Eines der Haupt­pro­ble­me für Pro­mi­nen­te ist das Erkannt­wer­den, und das gleich dop­pelt: Geht ein Pro­mi­nen­ter (Poli­ti­ker, Sport­ler, Tele­no­vel­a­dar­stel­ler) neben einer Per­son, die nicht durch diver­se Pres­se­be­rich­te als sein aktu­el­ler Lebens­part­ner bekannt ist, durch die Stra­ßen irgend­ei­ner deut­schen Stadt, ist die Chan­ce groß, dass gleich jemand mit einem Foto­han­dy hin­ter dem nächs­ten Stra­ßen­schild her­vor­springt, unge­fragt ein ver­wa­ckel­tes Foto „schießt“ und die­ses an ein Bou­le­vard­blatt ver­kauft. Das fragt dann in einer necki­schen Bild­un­ter­schrift, was denn wohl die Frau des Pro­mi­nen­ten dazu sage, aber die Ant­wort die­ser Frau („Ich begrü­ße es durch­aus, wenn mein Gat­te mit sei­ner Schwes­ter, die gera­de in Tren­nung von ihrem drit­ten Mann lebt, durch die Stra­ßen sei­ner Hei­mat­stadt schlen­dert, wäh­rend ich mit einer Wohn­raum­ex­per­tin unser Wohn­zim­mer im Land­haus­stil relaun­che – dann sitzt er mir näm­lich beim Ein­rich­ten nicht im Weg!“) wird der Leser nie erfah­ren, weil sie womög­lich total unspan­nend wäre.

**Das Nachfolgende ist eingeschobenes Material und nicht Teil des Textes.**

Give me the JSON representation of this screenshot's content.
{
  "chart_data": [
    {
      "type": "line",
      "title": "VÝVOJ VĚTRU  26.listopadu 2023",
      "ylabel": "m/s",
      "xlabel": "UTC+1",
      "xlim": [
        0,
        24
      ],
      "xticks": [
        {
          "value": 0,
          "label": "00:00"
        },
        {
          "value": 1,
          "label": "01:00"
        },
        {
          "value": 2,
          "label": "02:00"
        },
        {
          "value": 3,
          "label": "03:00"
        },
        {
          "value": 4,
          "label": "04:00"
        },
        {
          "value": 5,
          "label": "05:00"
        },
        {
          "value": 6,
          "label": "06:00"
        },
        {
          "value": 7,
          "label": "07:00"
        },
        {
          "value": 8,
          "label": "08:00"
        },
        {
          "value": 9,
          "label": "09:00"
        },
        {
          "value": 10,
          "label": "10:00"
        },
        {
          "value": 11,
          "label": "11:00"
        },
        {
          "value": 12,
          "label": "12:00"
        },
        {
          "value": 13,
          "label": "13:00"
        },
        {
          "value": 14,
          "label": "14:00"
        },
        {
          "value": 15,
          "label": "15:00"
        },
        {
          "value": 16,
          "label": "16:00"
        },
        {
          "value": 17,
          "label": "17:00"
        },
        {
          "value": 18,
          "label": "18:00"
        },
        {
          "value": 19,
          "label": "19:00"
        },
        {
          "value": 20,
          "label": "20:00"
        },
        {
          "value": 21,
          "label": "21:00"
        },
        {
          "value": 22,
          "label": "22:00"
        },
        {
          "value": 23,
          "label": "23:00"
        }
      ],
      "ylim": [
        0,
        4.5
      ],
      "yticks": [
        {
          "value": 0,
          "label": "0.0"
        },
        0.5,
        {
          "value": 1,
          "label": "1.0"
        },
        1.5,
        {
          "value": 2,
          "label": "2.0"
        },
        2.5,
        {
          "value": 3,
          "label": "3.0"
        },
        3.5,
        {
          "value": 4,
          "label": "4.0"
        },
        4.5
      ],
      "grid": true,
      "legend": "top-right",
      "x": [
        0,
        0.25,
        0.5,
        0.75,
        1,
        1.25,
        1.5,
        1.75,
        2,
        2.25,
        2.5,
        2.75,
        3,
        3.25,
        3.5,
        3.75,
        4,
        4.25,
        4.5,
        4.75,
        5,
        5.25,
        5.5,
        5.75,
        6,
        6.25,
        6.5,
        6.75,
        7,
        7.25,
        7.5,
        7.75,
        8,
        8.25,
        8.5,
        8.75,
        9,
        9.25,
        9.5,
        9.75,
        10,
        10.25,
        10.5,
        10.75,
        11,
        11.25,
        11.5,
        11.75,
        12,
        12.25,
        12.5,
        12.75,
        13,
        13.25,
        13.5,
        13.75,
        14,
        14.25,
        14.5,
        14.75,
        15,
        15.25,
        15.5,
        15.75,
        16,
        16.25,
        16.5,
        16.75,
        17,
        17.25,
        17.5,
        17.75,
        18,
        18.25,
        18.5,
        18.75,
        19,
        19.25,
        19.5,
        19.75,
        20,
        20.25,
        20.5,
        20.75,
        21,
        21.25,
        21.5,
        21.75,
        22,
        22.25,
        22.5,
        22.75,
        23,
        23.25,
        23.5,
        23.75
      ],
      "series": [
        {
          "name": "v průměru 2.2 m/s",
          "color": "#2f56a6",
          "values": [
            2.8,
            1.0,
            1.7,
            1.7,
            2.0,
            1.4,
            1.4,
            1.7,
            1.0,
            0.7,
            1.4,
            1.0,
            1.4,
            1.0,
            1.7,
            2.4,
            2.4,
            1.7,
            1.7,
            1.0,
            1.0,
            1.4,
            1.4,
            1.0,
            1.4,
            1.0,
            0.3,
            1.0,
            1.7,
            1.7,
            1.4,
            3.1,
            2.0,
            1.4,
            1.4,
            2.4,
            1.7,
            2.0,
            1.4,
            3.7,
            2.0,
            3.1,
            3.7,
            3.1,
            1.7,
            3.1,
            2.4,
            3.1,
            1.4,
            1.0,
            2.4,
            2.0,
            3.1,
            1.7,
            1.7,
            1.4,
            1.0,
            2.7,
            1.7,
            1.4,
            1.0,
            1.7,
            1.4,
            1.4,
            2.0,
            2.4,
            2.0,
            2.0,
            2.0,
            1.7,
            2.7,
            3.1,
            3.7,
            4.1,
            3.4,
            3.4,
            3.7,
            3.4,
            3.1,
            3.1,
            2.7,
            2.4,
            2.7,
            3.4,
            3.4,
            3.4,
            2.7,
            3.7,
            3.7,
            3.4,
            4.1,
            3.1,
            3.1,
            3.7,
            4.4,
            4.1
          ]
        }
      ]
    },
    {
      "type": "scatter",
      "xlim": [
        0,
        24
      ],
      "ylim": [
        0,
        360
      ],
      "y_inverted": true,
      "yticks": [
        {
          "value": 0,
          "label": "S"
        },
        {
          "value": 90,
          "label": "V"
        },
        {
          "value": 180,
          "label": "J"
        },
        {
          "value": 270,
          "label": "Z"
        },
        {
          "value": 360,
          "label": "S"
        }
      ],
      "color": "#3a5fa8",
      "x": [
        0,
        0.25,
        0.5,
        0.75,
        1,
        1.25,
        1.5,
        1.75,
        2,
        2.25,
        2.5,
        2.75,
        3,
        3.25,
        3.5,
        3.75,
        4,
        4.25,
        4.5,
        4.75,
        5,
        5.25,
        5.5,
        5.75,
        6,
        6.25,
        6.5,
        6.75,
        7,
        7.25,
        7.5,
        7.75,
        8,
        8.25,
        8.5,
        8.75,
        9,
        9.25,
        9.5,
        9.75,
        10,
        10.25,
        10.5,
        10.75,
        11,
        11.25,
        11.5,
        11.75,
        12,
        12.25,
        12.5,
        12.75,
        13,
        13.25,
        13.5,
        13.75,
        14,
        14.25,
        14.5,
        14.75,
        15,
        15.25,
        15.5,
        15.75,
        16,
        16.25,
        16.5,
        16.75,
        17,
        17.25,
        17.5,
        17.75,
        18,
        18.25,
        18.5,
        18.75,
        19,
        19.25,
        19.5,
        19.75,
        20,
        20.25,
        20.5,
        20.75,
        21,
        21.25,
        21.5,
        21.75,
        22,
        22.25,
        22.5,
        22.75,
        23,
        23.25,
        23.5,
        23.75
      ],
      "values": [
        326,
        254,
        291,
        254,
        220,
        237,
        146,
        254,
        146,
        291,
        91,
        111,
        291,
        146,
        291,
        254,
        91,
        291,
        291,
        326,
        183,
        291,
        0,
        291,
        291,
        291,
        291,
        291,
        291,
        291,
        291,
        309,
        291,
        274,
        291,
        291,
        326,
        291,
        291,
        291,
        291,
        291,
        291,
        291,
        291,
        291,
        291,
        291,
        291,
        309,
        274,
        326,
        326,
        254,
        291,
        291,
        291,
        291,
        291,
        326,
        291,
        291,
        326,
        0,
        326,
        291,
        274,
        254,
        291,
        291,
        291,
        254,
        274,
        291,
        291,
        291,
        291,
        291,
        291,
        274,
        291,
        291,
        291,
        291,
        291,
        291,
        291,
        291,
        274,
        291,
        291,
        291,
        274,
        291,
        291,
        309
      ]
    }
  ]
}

Total unspan­nend bis depri­mie­rend kann es für einen Pro­mi­nen­ten aber auch sein, eben genau nicht erkannt zu wer­den. Wer die­ser Tage über den roten Tep­pich der Ber­li­na­le geht und dabei nicht um Auto­gram­me und gemein­sa­me Fotos gebe­ten wird, der kann schnell in eine mit­tel­schwe­re Sinn­kri­se stür­zen.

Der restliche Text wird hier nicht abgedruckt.